There are indications that Sears Holdings Corp. is hitting a time crunch in which its future could be determined even before the holiday season starts.
The initial plan for Sears after its Chapter 11 filing was to get inventory into the stores, have a good holiday season and work with its constituency groups on a collaborative plan of reorganization. That just might have been wishful thinking on the part of Sears and its chairman Edward S. Lampert.
As WWD reported on Tuesday, finances and inventory are the two key concerns of several credit analysts. They’re of the opinion that the company eventually ends up in liquidation mode. As one finance executive said, “Sears needs to work fast. Even if they have a plan they think is workable, will the creditors and lenders go for it? That’s a different story.”
Of concern now is the company’s cash-burn rate and possible inability to quickly secure additional financing. On Wednesday, Sears received bankruptcy court approval to postpone its Nov. 1 hearing on post-petition financing.
Sears filed for Chapter 11 bankruptcy court protection Oct. 15. It has a monthly cash-burn rate of $125 million. The company received an incremental increase of $300 million from existing lenders — its main debtor-in-possession financing facility — as part of its first-day orders in the case. But most of that funding is needed to fund the bankruptcy, such as paying administrative costs and professional fees.
Sears needs additional funding to pay for day-to-day operations, as well as secure inventory. It’s been in talks with ESL Investments, the hedge fund run by Lampert, who is also the fund’s chairman. ESL holds a significant stake in Sears. The talks are for a $300 million junior DIP facility, although Lampert is believed to be reaching out to other potential investors. He’s also said to be pushing for certain guarantees for the junior financing arrangement, a move that’s likely to be met with criticism from lenders and creditors.
One key obstacle in getting new financing could center on what the assets are that Sears has left that can be used as collateral. Court documents said most of its assets are encumbered.
On Wednesday, an unsecured creditors committee was formed. Sources said Thursday there are indications that the committee was close to hiring Akin Gump Strauss Hauer & Feld as its counsel in the Sears bankruptcy case. The law partners at the firm could not be reached for comment at press time. The firm’s bankruptcy practice is widely regarded for its work in representing unsecured creditor groups. One source told WWD that hiring the firm means the committee is likely gearing up for possible “fraud claims” as creditors try to claw back on some of the transactions engineered by Lampert.
Many credit professionals believe that unsecured creditors are not likely to get anything, not even pennies on the dollar, on their claims.
Credit analysts have good reason for not being optimistic about where the Sears bankruptcy is headed. They noted that the retailer’s key lenders weren’t keen on even the $300 million incremental loan, emphasizing that before the Chapter 11 filing the lenders were pushing Sears toward a liquidation. The fact that the Nov. 1 adjournment was done without a replacement date and time in place also did not sit well with some of the finance executives.
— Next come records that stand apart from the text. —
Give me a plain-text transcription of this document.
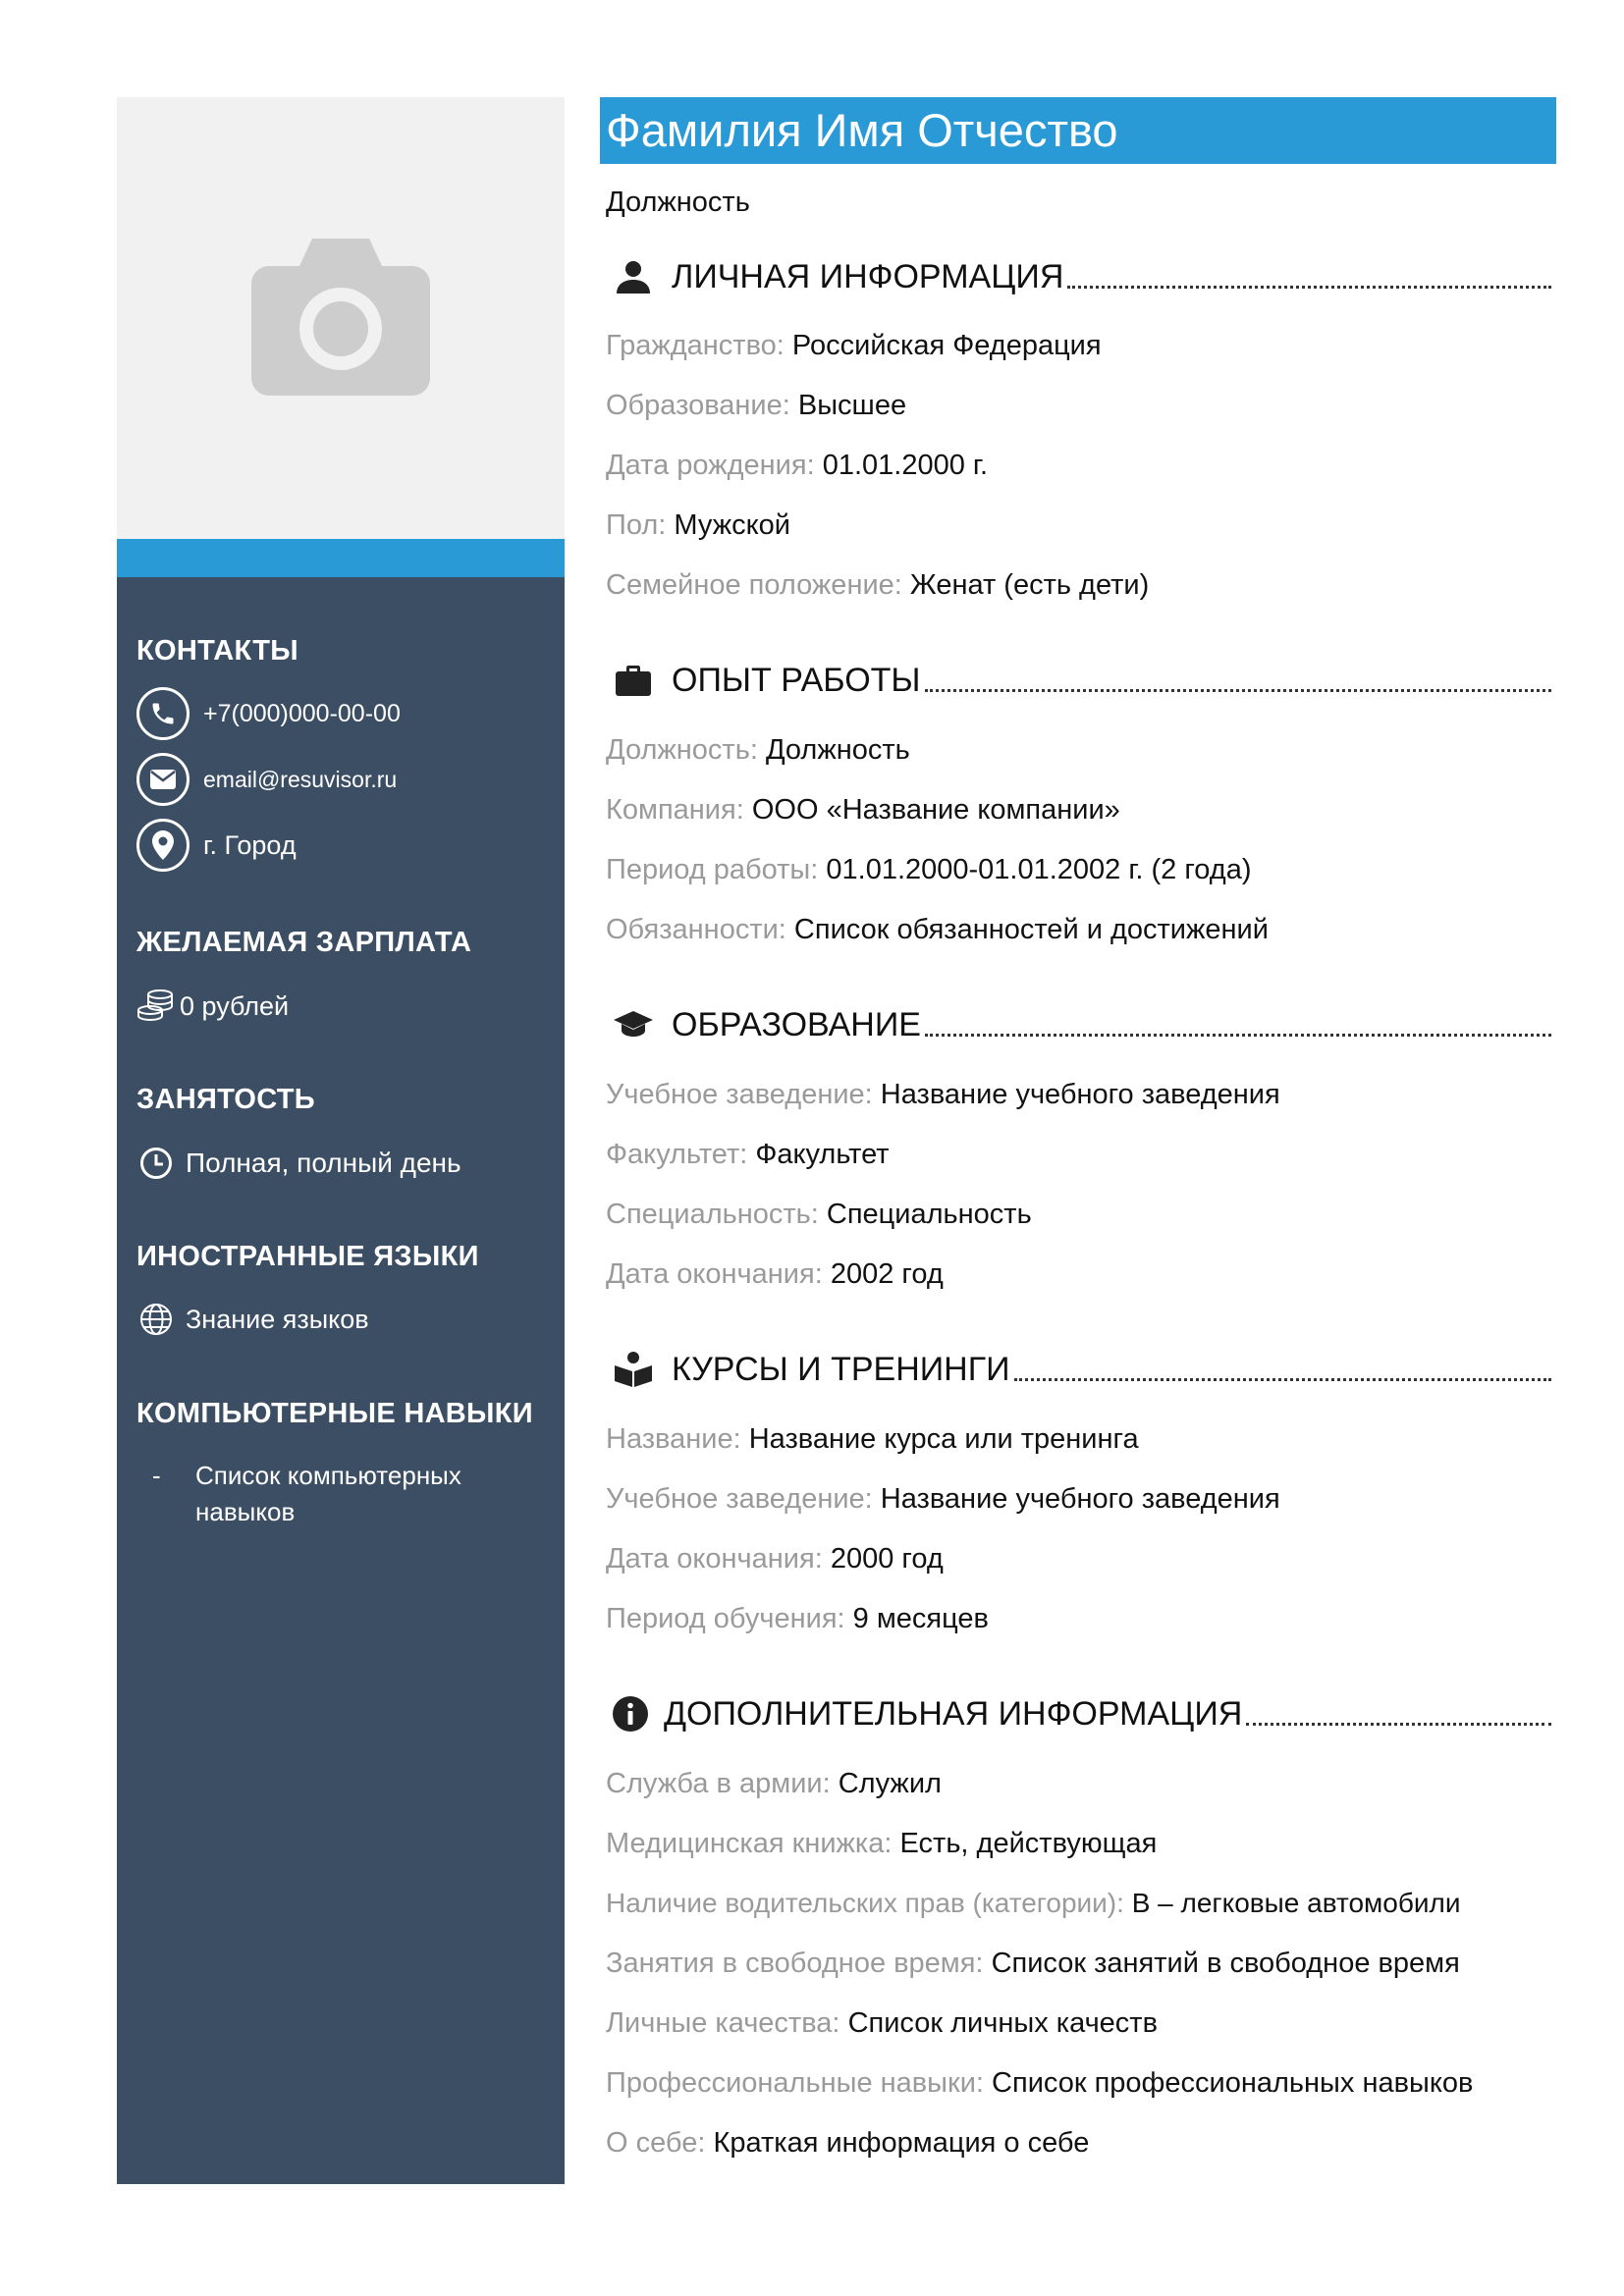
КОНТАКТЫ
+7(000)000-00-00
email@resuvisor.ru
г. Город
ЖЕЛАЕМАЯ ЗАРПЛАТА
0 рублей
ЗАНЯТОСТЬ
Полная, полный день
ИНОСТРАННЫЕ ЯЗЫКИ
Знание языков
КОМПЬЮТЕРНЫЕ НАВЫКИ
-	Список компьютерных
навыков
Фамилия Имя Отчество
Должность
ЛИЧНАЯ ИНФОРМАЦИЯ
Гражданство: Российская Федерация
Образование: Высшее
Дата рождения: 01.01.2000 г.
Пол: Мужской
Семейное положение: Женат (есть дети)
ОПЫТ РАБОТЫ
Должность: Должность
Компания: ООО «Название компании»
Период работы: 01.01.2000-01.01.2002 г. (2 года)
Обязанности: Список обязанностей и достижений
ОБРАЗОВАНИЕ
Учебное заведение: Название учебного заведения
Факультет: Факультет
Специальность: Специальность
Дата окончания: 2002 год
КУРСЫ И ТРЕНИНГИ
Название: Название курса или тренинга
Учебное заведение: Название учебного заведения
Дата окончания: 2000 год
Период обучения: 9 месяцев
ДОПОЛНИТЕЛЬНАЯ ИНФОРМАЦИЯ
Служба в армии: Служил
Медицинская книжка: Есть, действующая
Наличие водительских прав (категории): B – легковые автомобили
Занятия в свободное время: Список занятий в свободное время
Личные качества: Список личных качеств
Профессиональные навыки: Список профессиональных навыков
О себе: Краткая информация о себе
One individual said Thursday, “This is not good. One thinks that the reason is they can’t get the financing lined up.”
Sears walked into the bankruptcy with at least $193 million in its cash balances, excluding the $248 million deposited in escrow for its pension plans, plus the cash accrued from not paying vendor bills for the two weeks before the filing. It also “expects” to net $42 million from going-out-of-business sales at the 142 stores that are being shuttered. And Sears has said it can close more stores to collect more cash from the going-out-of-business sales at the shuttered stores to contribute funding to existing operations.
Factors earlier this week told WWD they have clients who are staying away from any shipments to Sears. One big concern, especially for those who were hurt by the nonpayment of pre-petition invoices, is that they don’t want to get caught up in a liquidation and get less back compared to the value of the goods shipped, said one individual who checks the retailer’s credit before giving clients a “yay” or “nay” on whether to ship to Sears.
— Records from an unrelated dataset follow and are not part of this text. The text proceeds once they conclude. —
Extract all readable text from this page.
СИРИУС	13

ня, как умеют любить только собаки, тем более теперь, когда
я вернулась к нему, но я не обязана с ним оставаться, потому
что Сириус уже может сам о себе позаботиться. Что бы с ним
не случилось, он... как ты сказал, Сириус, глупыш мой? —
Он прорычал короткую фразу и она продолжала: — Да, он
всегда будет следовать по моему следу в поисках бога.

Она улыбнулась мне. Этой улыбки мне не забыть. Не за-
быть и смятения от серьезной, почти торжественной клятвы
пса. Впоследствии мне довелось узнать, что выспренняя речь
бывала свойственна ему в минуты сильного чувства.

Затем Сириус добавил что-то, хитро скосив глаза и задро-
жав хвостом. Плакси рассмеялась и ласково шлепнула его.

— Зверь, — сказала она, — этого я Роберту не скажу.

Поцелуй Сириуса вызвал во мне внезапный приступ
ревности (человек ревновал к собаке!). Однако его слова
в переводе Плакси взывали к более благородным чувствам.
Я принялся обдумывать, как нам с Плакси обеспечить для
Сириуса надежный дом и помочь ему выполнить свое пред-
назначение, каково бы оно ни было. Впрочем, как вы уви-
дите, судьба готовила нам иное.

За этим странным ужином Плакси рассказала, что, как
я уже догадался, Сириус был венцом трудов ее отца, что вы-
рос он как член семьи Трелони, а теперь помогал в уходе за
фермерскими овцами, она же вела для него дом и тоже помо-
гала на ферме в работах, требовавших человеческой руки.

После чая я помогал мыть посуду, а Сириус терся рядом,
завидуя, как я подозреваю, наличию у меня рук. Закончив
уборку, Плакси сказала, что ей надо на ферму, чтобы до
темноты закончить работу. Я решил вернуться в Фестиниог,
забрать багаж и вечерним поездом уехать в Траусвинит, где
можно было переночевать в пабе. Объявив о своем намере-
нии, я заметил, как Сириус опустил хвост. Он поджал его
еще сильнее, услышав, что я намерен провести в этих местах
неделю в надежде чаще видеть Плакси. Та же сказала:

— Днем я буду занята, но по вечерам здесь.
Typically, Sears does “well” during the holiday season. According to one factor, “well” for Sears means it makes its margins and that sales are at least flat to up slightly. While a Sears filing at some point was expected, the problem this year is that the bankruptcy filing came sooner than most expected. Many thought it wouldn’t happen until some time next year. It’s that surprise that has some concerned that Sears and Kmart have limped into their last holiday selling season. That doesn’t give suppliers any confidence to keep selling to the company.
There’s another problem that’s related to inventory: In court documents, the company said it doesn’t have any long-term agreements with suppliers. That means orders for goods are placed as needed.
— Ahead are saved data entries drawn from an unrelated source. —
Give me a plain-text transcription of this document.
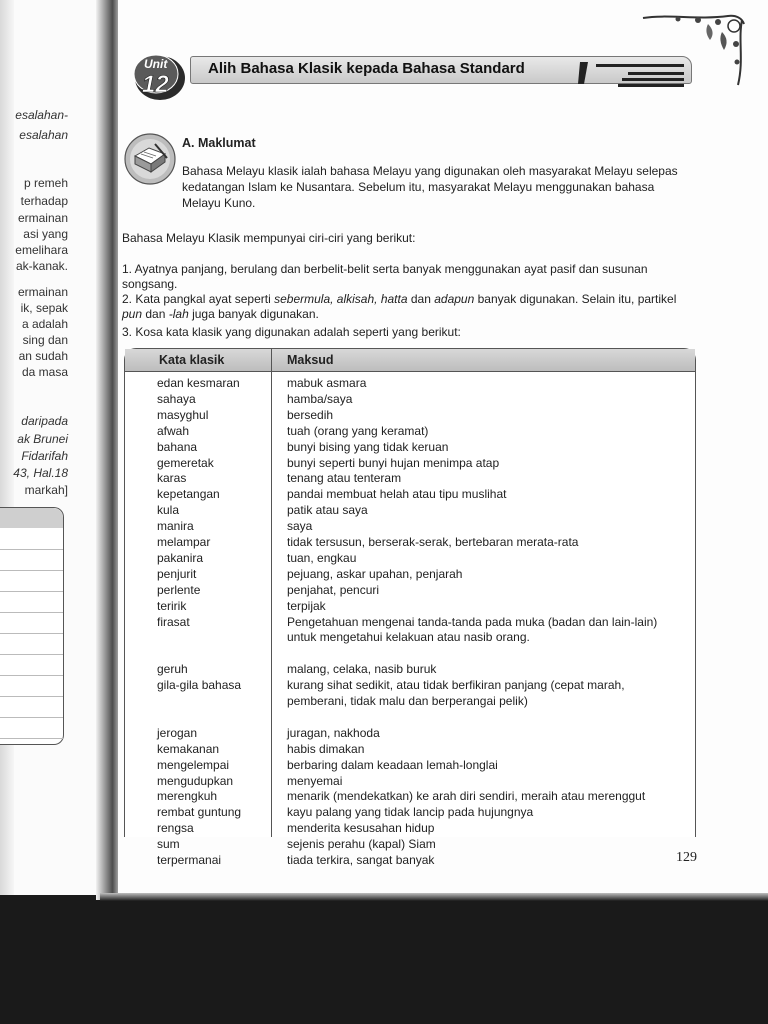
esalahan-
esalahan
p remeh
terhadap
ermainan
asi yang
emelihara
ak-kanak.
ermainan
ik, sepak
a adalah
sing dan
an sudah
da masa
daripada
ak Brunei
Fidarifah
43, Hal.18
markah]
Unit
12
Alih Bahasa Klasik kepada Bahasa Standard
A. Maklumat
Bahasa Melayu klasik ialah bahasa Melayu yang digunakan oleh masyarakat Melayu selepas kedatangan Islam ke Nusantara. Sebelum itu, masyarakat Melayu menggunakan bahasa Melayu Kuno.
Bahasa Melayu Klasik mempunyai ciri-ciri yang berikut:
1. Ayatnya panjang, berulang dan berbelit-belit serta banyak menggunakan ayat pasif dan susunan songsang.
2. Kata pangkal ayat seperti sebermula, alkisah, hatta dan adapun banyak digunakan. Selain itu, partikel pun dan -lah juga banyak digunakan.
3. Kosa kata klasik yang digunakan adalah seperti yang berikut:
Kata klasik	Maksud
edan kesmaran	mabuk asmara
sahaya	hamba/saya
masyghul	bersedih
afwah	tuah (orang yang keramat)
bahana	bunyi bising yang tidak keruan
gemeretak	bunyi seperti bunyi hujan menimpa atap
karas	tenang atau tenteram
kepetangan	pandai membuat helah atau tipu muslihat
kula	patik atau saya
manira	saya
melampar	tidak tersusun, berserak-serak, bertebaran merata-rata
pakanira	tuan, engkau
penjurit	pejuang, askar upahan, penjarah
perlente	penjahat, pencuri
teririk	terpijak
firasat	Pengetahuan mengenai tanda-tanda pada muka (badan dan lain-lain)
untuk mengetahui kelakuan atau nasib orang.
geruh	malang, celaka, nasib buruk
gila-gila bahasa	kurang sihat sedikit, atau tidak berfikiran panjang (cepat marah,
pemberani, tidak malu dan berperangai pelik)
jerogan	juragan, nakhoda
kemakanan	habis dimakan
mengelempai	berbaring dalam keadaan lemah-longlai
mengudupkan	menyemai
merengkuh	menarik (mendekatkan) ke arah diri sendiri, meraih atau merenggut
rembat guntung	kayu palang yang tidak lancip pada hujungnya
rengsa	menderita kesusahan hidup
sum	sejenis perahu (kapal) Siam
terpermanai	tiada terkira, sangat banyak	129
Finance and industry executives said orders now for goods likely leave Sears obtaining product that’s left over and still available for shipment. They are referring to lines other retailers didn’t want, or lines created for orders that were later canceled by another retailer.
One credit analyst said that scenario suggests a “hodgepodge” collection of disjointed goods on the sales floor. If there’s no one thinking ahead about what to order and where to place the goods, the sales floor will look unappealing to shoppers, the individual explained.